É possível sentir o empenho e o entusiasmo direcionados à produção de algo artesanal, feito com poucas mãos, fruto de um comprometimento afetivo com a obra. Segundo a equipe brasileira que trabalhou nessa co-produção Colômbia X Brasil, o diretor, Diego Guzman, planejou o filme inteiro e dedicou anos de sua vida persistindo no projeto. Conforme relatam: “Nossa parceria nos ensinou o quanto um animador precisa ser perseverante para realizar um longa. Ainda mais no contexto em que nos encontramos, de latino americanos, onde tudo é muito mais difícil. Ver o filme pronto, circulando, parecia um sonho distante, e nos inspiramos na resiliência do Diego para chegarmos até aqui”, conclui a dupla de brasileiros Valu Vasconcelos, diretor de animação, e Marcelo Cyro, designer de som. Infelizmente, para nós que produzimos animação aqui, é uma história antiga que ainda hoje se repete.
Nessa toada, percebe-se também algumas limitações que a obra apresenta. Por exemplo, o filme não possui diálogos. Embora essa escolha pareça mais uma decisão artística do que uma limitação técnica — considerando como ela complementa a atmosfera da narrativa —, a ausência de explicações claras prejudica o entendimento de certas motivações e situações. Além disso, enquanto algumas ações se repetem excessivamente, outras não são suficientemente desenvolvidas. A montagem, por vezes, carece de ritmo, especialmente nos momentos que exigem maior dinamismo para o avanço da trama.

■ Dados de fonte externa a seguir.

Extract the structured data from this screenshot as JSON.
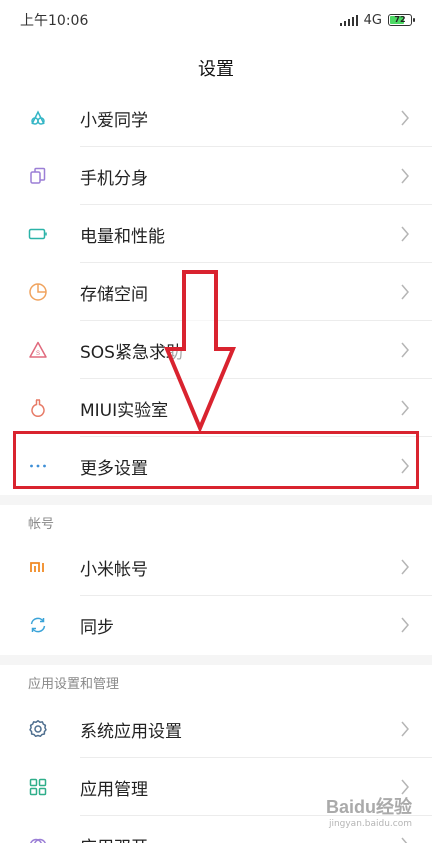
{
  "status_bar": {
    "time": "上午10:06",
    "network": "4G",
    "battery_level": "72",
    "battery_fraction": 0.72
  },
  "header": {
    "title": "设置"
  },
  "section_main": {
    "items": [
      {
        "label": "小爱同学",
        "icon": "xiaoai-icon",
        "color": "#35b6c6"
      },
      {
        "label": "手机分身",
        "icon": "phone-clone-icon",
        "color": "#9b7fd6"
      },
      {
        "label": "电量和性能",
        "icon": "battery-icon",
        "color": "#2bb3a8"
      },
      {
        "label": "存储空间",
        "icon": "storage-pie-icon",
        "color": "#f0a35e"
      },
      {
        "label": "SOS紧急求助",
        "icon": "sos-icon",
        "color": "#e06a7d"
      },
      {
        "label": "MIUI实验室",
        "icon": "lab-flask-icon",
        "color": "#e77a66"
      },
      {
        "label": "更多设置",
        "icon": "more-dots-icon",
        "color": "#3e8fd6"
      }
    ]
  },
  "section_account": {
    "header": "帐号",
    "items": [
      {
        "label": "小米帐号",
        "icon": "mi-logo-icon",
        "color": "#f08a24"
      },
      {
        "label": "同步",
        "icon": "sync-icon",
        "color": "#3aa3d8"
      }
    ]
  },
  "section_apps": {
    "header": "应用设置和管理",
    "items": [
      {
        "label": "系统应用设置",
        "icon": "gear-icon",
        "color": "#4f6f8f"
      },
      {
        "label": "应用管理",
        "icon": "app-grid-icon",
        "color": "#2fae8a"
      },
      {
        "label": "应用双开",
        "icon": "dual-app-icon",
        "color": "#9b7fd6"
      }
    ]
  },
  "annotation": {
    "color": "#d9232f"
  },
  "watermark": {
    "main": "Baidu经验",
    "sub": "jingyan.baidu.com"
  }
}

De todo modo, mais até do que as desventuras dos personagens “mal enquadrados”, o que realmente impressiona são as cenas abertas, os efeitos e os acontecimentos do universo de “A Outra Forma”. Essas passagens, embaladas por uma trilha sonora envolvente, despertam a curiosidade sobre as técnicas de animação utilizadas para dar vida ao surrealista mundo quadrado.